Remittances play a crucial role in providing foreign currency for Senegal, heavily relied upon to support the national economy. In 2023, these transfers reached $2.9 billion, as reported by the World Bank. This amount is significantly higher than the $2 billion in foreign direct investments, which are more volatile and susceptible to global economic fluctuations. Remarkably, remittances remained relatively stable even during the COVID-19 pandemic.
Currently, most of the funds sent by the diaspora are used for immediate needs such as food, housing, and education. The government now seeks to redirect these resources toward more sustainable projects, including small and medium-sized enterprises (SMEs), real estate, and social infrastructure.
A key objective of the new diaspora bank is to reduce the high costs associated with money transfers. Despite advances in digital technology, these costs remain substantial. The World Bank notes that the average fee for sending $200 to sub-Saharan Africa was 6.4% in late 2023, well above the Sustainable Development Goals’ target of 3%. Traditional banking methods accounted for higher fees, averaging 7%, compared to 5% for digital transfer methods in 2023.
The proposed diaspora bank could also help formalize these financial flows and leverage them for economic development. Nearly 60% of Senegalese SMEs, which constitute 90% of the economy and generate 60% of jobs, face challenges accessing credit. The new bank would offer loans at favorable rates to support entrepreneurial initiatives and social infrastructure projects.
Dakar is hopeful that the institution will attract more national capital, reducing Senegal’s heavy reliance on foreign funding, which currently makes up over 60% of public investments.

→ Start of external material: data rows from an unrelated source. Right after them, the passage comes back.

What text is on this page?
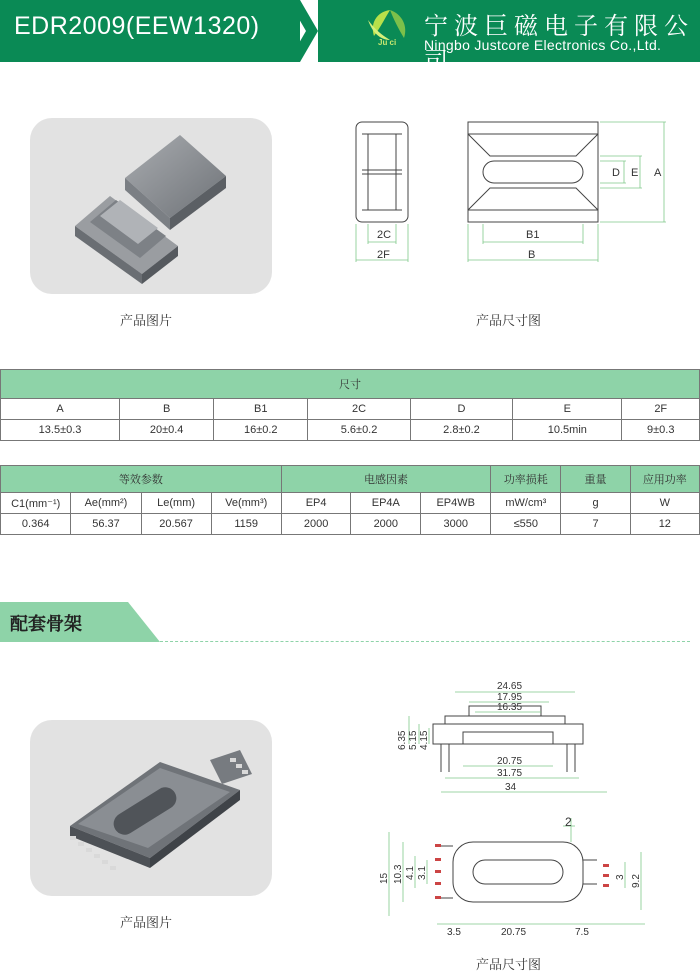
EDR2009(EEW1320)
Ju ci
宁波巨磁电子有限公司
Ningbo Justcore Electronics Co.,Ltd.
产品图片
2C
2F
B1
B
D E A
产品尺寸图
尺寸						
A	B	B1	2C	D	E	2F
13.5±0.3	20±0.4	16±0.2	5.6±0.2	2.8±0.2	10.5min	9±0.3
等效参数				电感因素			功率损耗	重量	应用功率
C1(mm⁻¹)	Ae(mm²)	Le(mm)	Ve(mm³)	EP4	EP4A	EP4WB	mW/cm³	g	W
0.364	56.37	20.567	1159	2000	2000	3000	≤550	7	12
配套骨架
产品图片
24.65
17.95
16.35
20.75
31.75
34
6.35 5.15 4.15
2
15 10.3 4.1 3.1	3 9.2
3.5	20.75	7.5
产品尺寸图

The concept of a diaspora-focused bank is not new and has been implemented successfully in other countries. Ethiopia, for example, has the Commercial Bank of Ethiopia, which offers foreign currency accounts and investment products for its diaspora. In 2023, remittances from Ethiopians abroad reached $6 billion. Similarly, Morocco, through BMCE Bank, provides tailored financial services to Moroccans living overseas, enabling access to real estate and SME investments. In 2020, remittances to Morocco totaled $11.7 billion.
Countries like India and Israel have also issued diaspora bonds, raising $11 billion and $35 billion, respectively, for public infrastructure. Nigeria and Ethiopia have had success with similar approaches.
However, challenges persist. Some Senegalese in the diaspora remain cautious of local financial institutions due to previous experiences with poorly managed investments, especially in the real estate sector.